Welcome to the second edition of “R for Data Science”! This is a major reworking of the first edition, removing material we no longer think is useful, adding material we wish we included in the first edition, and generally updating the text and code to reflect changes in best practices. We’re also very excited to welcome a new co-author: Mine Çetinkaya-Rundel, a noted data science educator and one of our colleagues at Posit (the company formerly known as RStudio).
A brief summary of the biggest changes follows:
The first part of the book has been renamed to “Whole game”. The goal of this section is to give you the rough details of the “whole game” of data science before we dive into the details.
The second part of the book is “Visualize”. This part gives data visualization tools and best practices a more thorough coverage compared to the first edition.
The third part of the book is now called “Transform” and gains new chapters on numbers, logical vectors, and missing values.
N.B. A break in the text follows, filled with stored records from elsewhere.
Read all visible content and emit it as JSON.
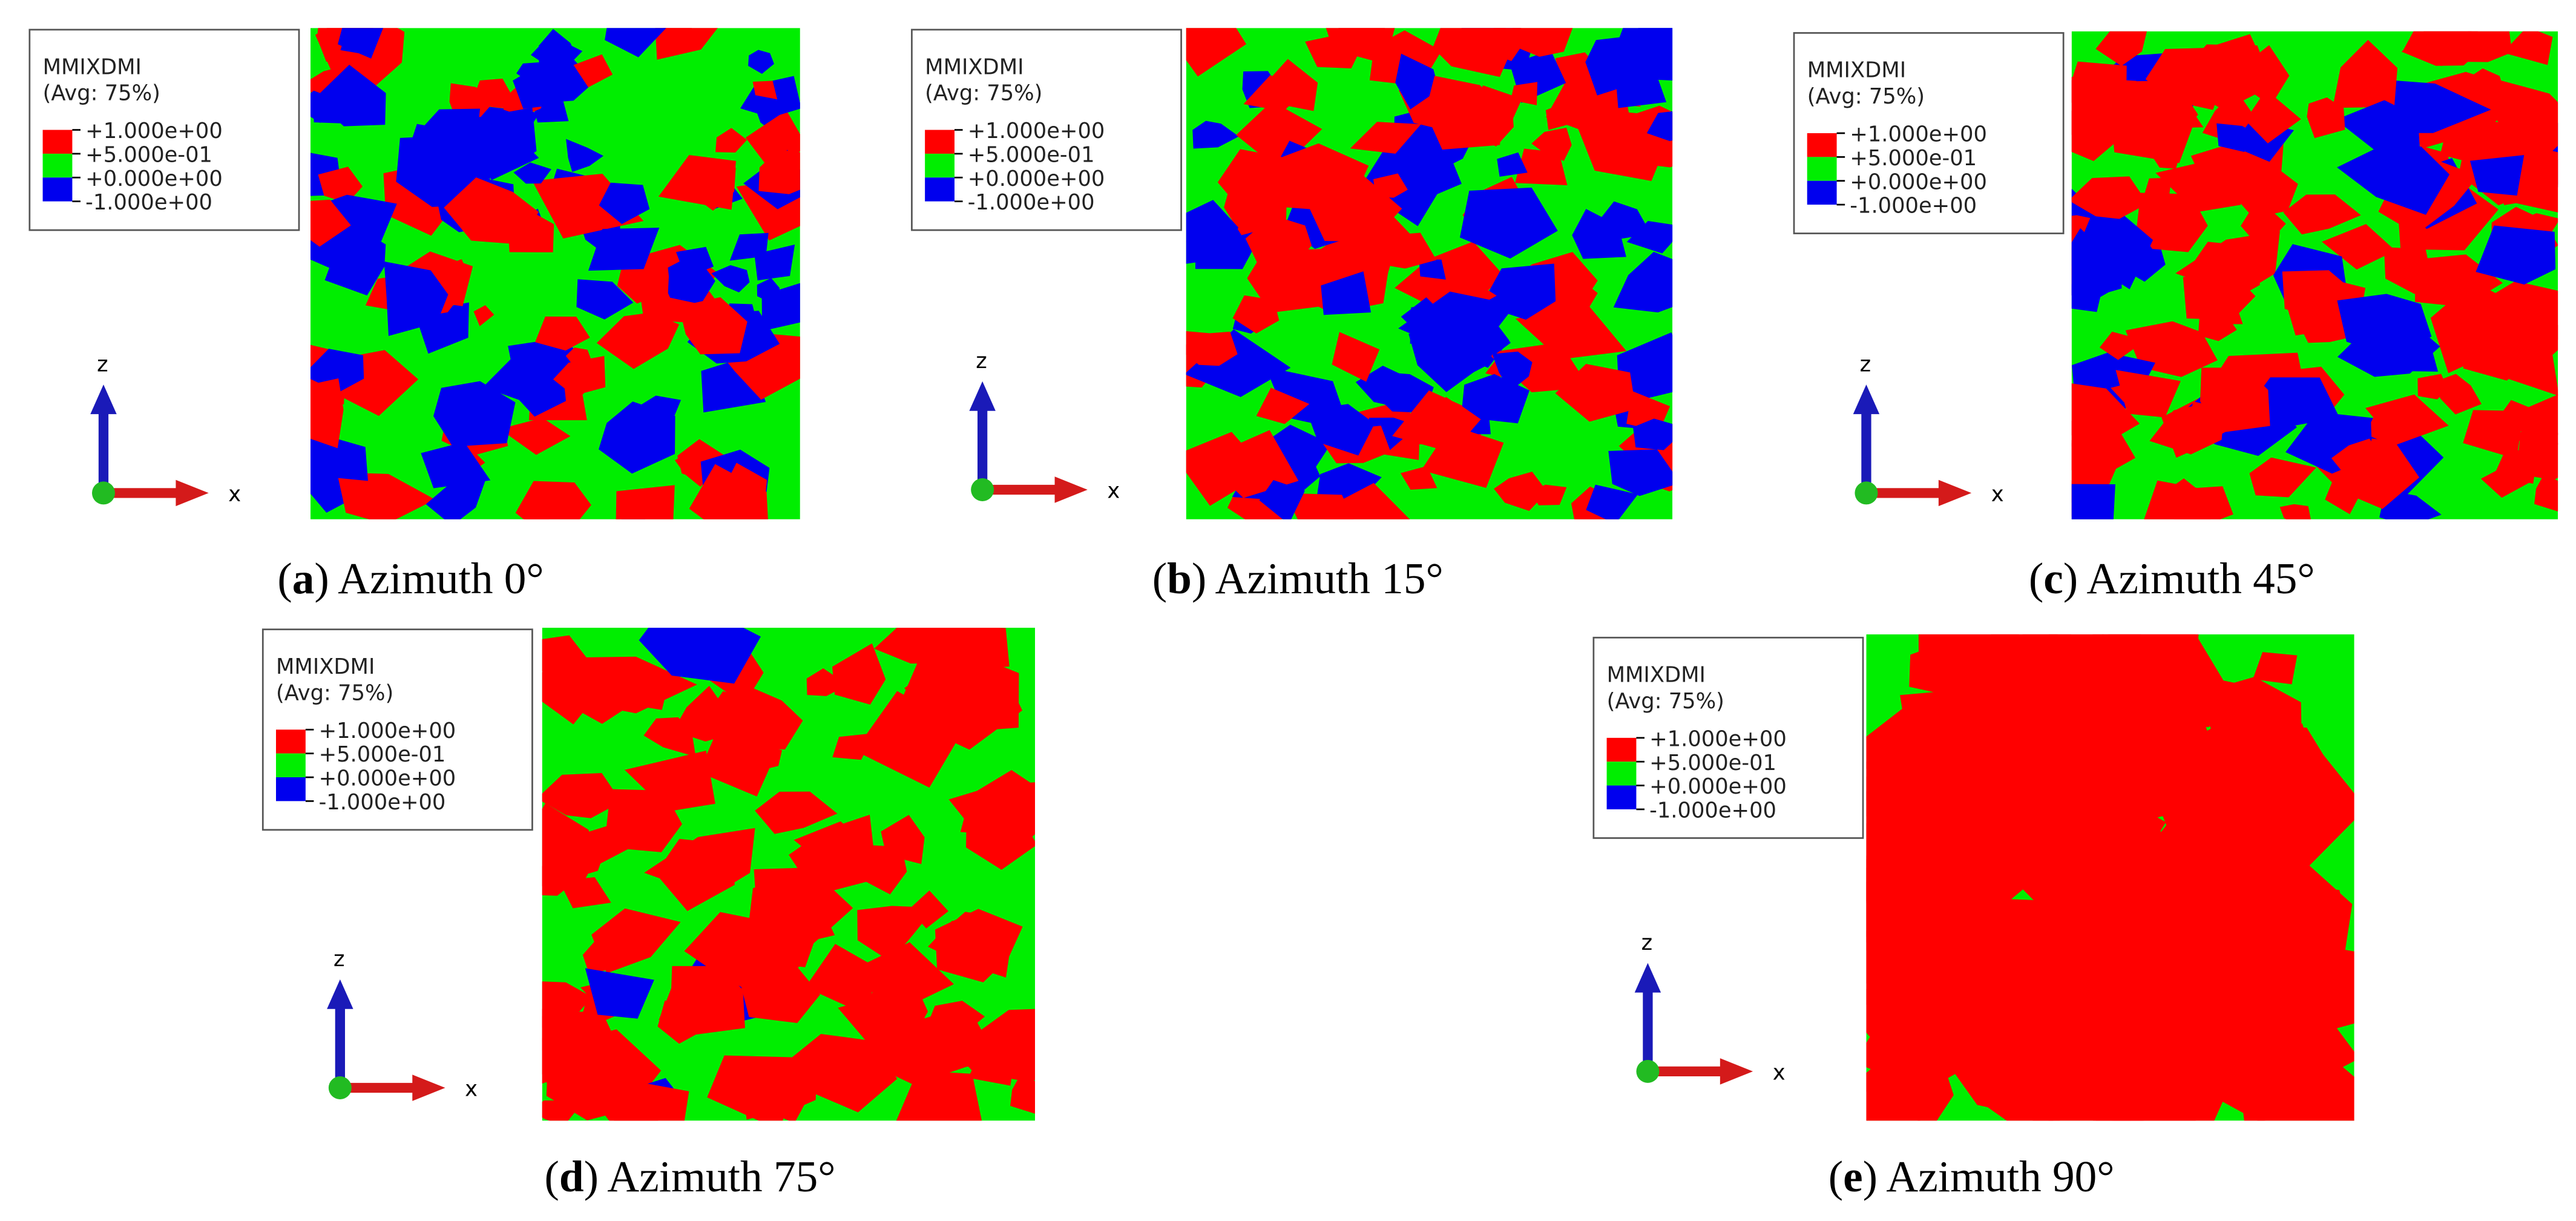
{
  "panels": [
    {
      "legend": {
        "title": "MMIXDMI",
        "subtitle": "(Avg: 75%)",
        "entries": [
          "+1.000e+00",
          "+5.000e-01",
          "+0.000e+00",
          "-1.000e+00"
        ]
      },
      "axes": {
        "vertical": "z",
        "horizontal": "x"
      },
      "caption": {
        "open": "(",
        "letter": "a",
        "text": ") Azimuth 0°"
      }
    },
    {
      "legend": {
        "title": "MMIXDMI",
        "subtitle": "(Avg: 75%)",
        "entries": [
          "+1.000e+00",
          "+5.000e-01",
          "+0.000e+00",
          "-1.000e+00"
        ]
      },
      "axes": {
        "vertical": "z",
        "horizontal": "x"
      },
      "caption": {
        "open": "(",
        "letter": "b",
        "text": ") Azimuth 15°"
      }
    },
    {
      "legend": {
        "title": "MMIXDMI",
        "subtitle": "(Avg: 75%)",
        "entries": [
          "+1.000e+00",
          "+5.000e-01",
          "+0.000e+00",
          "-1.000e+00"
        ]
      },
      "axes": {
        "vertical": "z",
        "horizontal": "x"
      },
      "caption": {
        "open": "(",
        "letter": "c",
        "text": ") Azimuth 45°"
      }
    },
    {
      "legend": {
        "title": "MMIXDMI",
        "subtitle": "(Avg: 75%)",
        "entries": [
          "+1.000e+00",
          "+5.000e-01",
          "+0.000e+00",
          "-1.000e+00"
        ]
      },
      "axes": {
        "vertical": "z",
        "horizontal": "x"
      },
      "caption": {
        "open": "(",
        "letter": "d",
        "text": ") Azimuth 75°"
      }
    },
    {
      "legend": {
        "title": "MMIXDMI",
        "subtitle": "(Avg: 75%)",
        "entries": [
          "+1.000e+00",
          "+5.000e-01",
          "+0.000e+00",
          "-1.000e+00"
        ]
      },
      "axes": {
        "vertical": "z",
        "horizontal": "x"
      },
      "caption": {
        "open": "(",
        "letter": "e",
        "text": ") Azimuth 90°"
      }
    }
  ]
}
These were previously parts of the data transformation chapter, but needed much more room.
The fourth part of the book is called “Import”. It’s a new set of chapters that goes beyond reading flat text files to now embrace working with spreadsheets, getting data out of databases, working with big data, rectangling hierarchical data, and scraping data from web sites.
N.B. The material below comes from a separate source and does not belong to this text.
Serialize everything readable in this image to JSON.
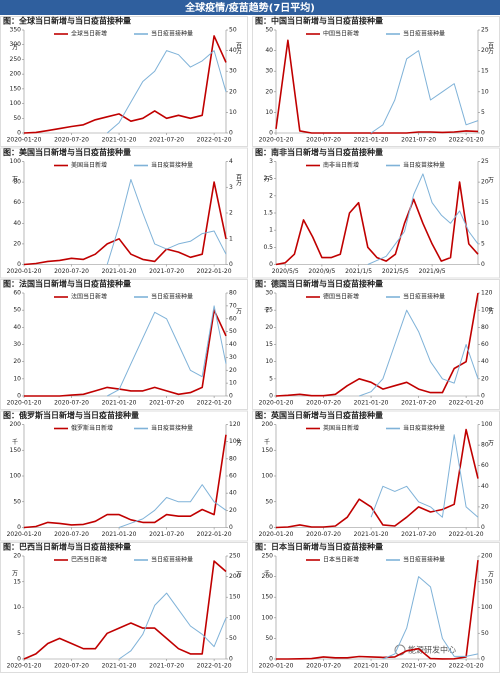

The “Program” part continues, but has been rewritten from top-to-bottom to focus on the most important parts of function writing and iteration. Function writing now includes sections on how to wrap tidyverse functions (dealing with the challenges of tidy evaluation), since this has become much easier over the last few years. We’ve added a new chapter on important Base R functions that you’re likely to see when reading R code found in the wild.
The modeling part has been removed. We never had enough room to fully do modelling justice, and there are now much better resources available. We generally recommend using the tidymodels packages and reading Tidy Modeling with R by Max Kuhn and Julia Silge.
The communicate part continues as well, but features Quarto instead of R Markdown as the tool of choice for authoring reproducible computational documents.
Other changes include switching from magrittr’s pipe (%>%
) to the base pipe (|>
) and switching the book’s source from RMarkdown to Quarto.